CONCLUSIONS
Devant la Cour d'Appel d'AIX EN PROVENCE
POUR :
Monsieur Robert ALESSANDRI
APPELANT
CONTRE :
Monsieur Jean-Jacques VELASCO
INTIMÉ
PLAISE À LA COUR
Par jugement du Tribunal de Grande Instance de MARSEILLE rendu le 26 novembre
1998, Monsieur ALESSANDRI a été condamné, tant en sa
qualité de directeur et de rédacteur en chef de la revue trimestrielle
"Univers Ovni" qu'à titre personnel comme auteur, à dédommager
Monsieur Jean-Jacques VELASCO pour le préjudice moral subi par ce
dernier, au motif :
"Que l'ensemble des écritures, par lesquels VELASCO, responsable
du Service d'Expertise des Phénomènes de Rentrées Atmosphériques,
dit SEPRA, dépendant du Centre National d'Études Spatiales,
dit CNES, y est décrit sans la moindre précaution de style,
comme un "fumiste", voire un "personnage nuisible", "incompétent",
"sans aucune connaissance", commetant des "âneries" et d'une "nullité
absolue", constitue à l'évidence un dépassement outrancier
et fautif, au sens de l'article 1382 du Code Civil, des droits d'une critique
normale, objective, raisonnable et constructive;"
Monsieur ALESSANDRI qui n'a pas été en mesure de se faire représenter
en première instance, a régulièrement interjeté
appel de cette décision par acte en date du 27 janvier 1999.
* *
Le jugement rendu par le Tribunal de Grande Instance de MARSEILLE devra être
réformé et Monsieur VELASCO débouté de l'ensemble
de ses demandes en raison de ce que les premiers juges ont fait une appréciation
erronée des faits de la cause en ne retenant que des propos extraits
de leur contexte pour en conclure à un dépassement outrancier
et fautif générateur de responsabilité délictuelle.

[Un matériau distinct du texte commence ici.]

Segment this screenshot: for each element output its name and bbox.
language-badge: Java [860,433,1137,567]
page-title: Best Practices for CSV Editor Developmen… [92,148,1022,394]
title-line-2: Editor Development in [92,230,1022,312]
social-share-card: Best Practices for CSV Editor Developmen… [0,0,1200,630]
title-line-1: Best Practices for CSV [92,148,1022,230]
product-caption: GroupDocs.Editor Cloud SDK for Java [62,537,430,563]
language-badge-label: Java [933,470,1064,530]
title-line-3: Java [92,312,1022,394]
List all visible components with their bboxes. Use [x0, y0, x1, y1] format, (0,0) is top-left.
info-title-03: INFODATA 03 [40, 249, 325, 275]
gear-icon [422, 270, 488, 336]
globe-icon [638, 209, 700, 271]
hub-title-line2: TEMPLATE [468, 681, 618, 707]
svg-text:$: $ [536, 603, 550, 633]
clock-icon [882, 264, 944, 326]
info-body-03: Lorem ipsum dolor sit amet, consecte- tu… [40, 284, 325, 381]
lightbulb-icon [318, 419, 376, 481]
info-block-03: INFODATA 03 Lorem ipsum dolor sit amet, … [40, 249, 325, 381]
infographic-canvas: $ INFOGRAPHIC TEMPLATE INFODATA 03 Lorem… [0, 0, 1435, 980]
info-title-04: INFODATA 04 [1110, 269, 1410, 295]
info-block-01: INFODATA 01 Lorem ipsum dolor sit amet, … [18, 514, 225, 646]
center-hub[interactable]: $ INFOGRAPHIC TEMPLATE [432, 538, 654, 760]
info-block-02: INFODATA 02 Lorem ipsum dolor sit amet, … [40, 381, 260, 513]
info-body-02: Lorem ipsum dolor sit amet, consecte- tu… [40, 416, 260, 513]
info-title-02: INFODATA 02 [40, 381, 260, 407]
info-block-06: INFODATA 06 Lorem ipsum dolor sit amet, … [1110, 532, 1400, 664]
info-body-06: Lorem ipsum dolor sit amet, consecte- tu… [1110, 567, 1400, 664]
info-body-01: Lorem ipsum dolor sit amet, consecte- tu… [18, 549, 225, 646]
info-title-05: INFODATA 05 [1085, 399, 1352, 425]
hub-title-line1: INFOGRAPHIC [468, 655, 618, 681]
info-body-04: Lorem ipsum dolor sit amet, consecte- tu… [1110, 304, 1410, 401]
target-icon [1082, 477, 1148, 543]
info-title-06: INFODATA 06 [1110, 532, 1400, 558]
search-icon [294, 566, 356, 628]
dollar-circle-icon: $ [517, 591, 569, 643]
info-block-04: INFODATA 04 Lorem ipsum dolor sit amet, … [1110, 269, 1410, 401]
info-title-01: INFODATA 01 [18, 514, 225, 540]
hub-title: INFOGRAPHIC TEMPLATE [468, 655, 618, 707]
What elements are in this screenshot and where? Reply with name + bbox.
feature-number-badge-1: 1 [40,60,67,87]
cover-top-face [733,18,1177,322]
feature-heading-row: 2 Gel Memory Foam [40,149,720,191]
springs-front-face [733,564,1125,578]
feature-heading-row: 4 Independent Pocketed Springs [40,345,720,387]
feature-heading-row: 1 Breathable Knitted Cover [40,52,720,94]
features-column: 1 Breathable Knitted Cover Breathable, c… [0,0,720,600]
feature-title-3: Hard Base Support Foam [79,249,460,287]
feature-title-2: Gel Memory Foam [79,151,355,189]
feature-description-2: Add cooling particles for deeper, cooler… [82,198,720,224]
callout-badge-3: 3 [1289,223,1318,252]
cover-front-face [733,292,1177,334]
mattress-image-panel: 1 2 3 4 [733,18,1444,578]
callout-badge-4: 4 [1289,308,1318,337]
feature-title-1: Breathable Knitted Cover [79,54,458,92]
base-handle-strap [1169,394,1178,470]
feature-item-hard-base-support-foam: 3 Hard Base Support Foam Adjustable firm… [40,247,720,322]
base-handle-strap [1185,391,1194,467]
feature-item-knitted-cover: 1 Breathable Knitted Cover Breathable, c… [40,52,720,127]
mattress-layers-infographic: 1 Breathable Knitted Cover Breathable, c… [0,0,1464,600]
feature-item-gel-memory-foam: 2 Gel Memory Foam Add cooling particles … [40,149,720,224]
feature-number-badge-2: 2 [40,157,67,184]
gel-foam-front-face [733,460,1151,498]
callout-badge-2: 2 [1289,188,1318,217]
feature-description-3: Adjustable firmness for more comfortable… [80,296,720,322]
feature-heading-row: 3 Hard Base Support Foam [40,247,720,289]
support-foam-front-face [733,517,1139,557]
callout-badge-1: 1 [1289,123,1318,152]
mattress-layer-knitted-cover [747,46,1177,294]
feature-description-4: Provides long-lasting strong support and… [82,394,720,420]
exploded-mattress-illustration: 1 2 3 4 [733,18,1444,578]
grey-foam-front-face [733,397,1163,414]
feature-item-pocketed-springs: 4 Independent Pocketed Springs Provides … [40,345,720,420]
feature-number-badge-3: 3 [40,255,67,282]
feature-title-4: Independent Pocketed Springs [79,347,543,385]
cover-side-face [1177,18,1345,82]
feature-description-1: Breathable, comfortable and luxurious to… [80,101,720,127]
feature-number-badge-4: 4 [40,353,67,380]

1- Il sera fait préalablement observer que la critique de Monsieur
ALESSANDRI s'articule essentiellement sur des faits précis relatifs
à une importante rentrée atmosphérique observée
en France le 5 novembre 1990 due à la retombée sur terre du
troisième étage d'une fusée soviétique Proton.
Qu'à cette occasion, l'avis et les explications du SEPRA, par l'intermédiaire
de son directeur, Monsieur VELASCO, étaient sollicités et attendus,
tant par la communauté scientifique que par le grand public.
Que si le grand public a pu être rassuré par l'autorité
des déclarations officielles faites par le service dépendant
du CNES dans la presse ou à la télévision, en revanche,
les hésitations, les erreurs grossières et les explications
approximatives de Monsieur VELASCO ont largement troublé, désappointé
et pour finir excédé la communauté scientifique tant
professionnelle qu'amateur, qui s'intéresse de près à
ce type de phénomène.
C'est précisément cet ensemble de faits révélateur
du comportement de Monsieur VELASCO lors de cet événement,
que Monsieur ALESSANDRI a dénoncé dans son article paru dans
le numéro 2 du périodique UNIVERS OVNI d'octobre-décembre
1997, où il met en exergue les erreurs d'analyse grossières
commises par Monsieur VELASCO et dénotant chez lui une méconnaissance
profonde des phénomènes de rentrée atmosphérique.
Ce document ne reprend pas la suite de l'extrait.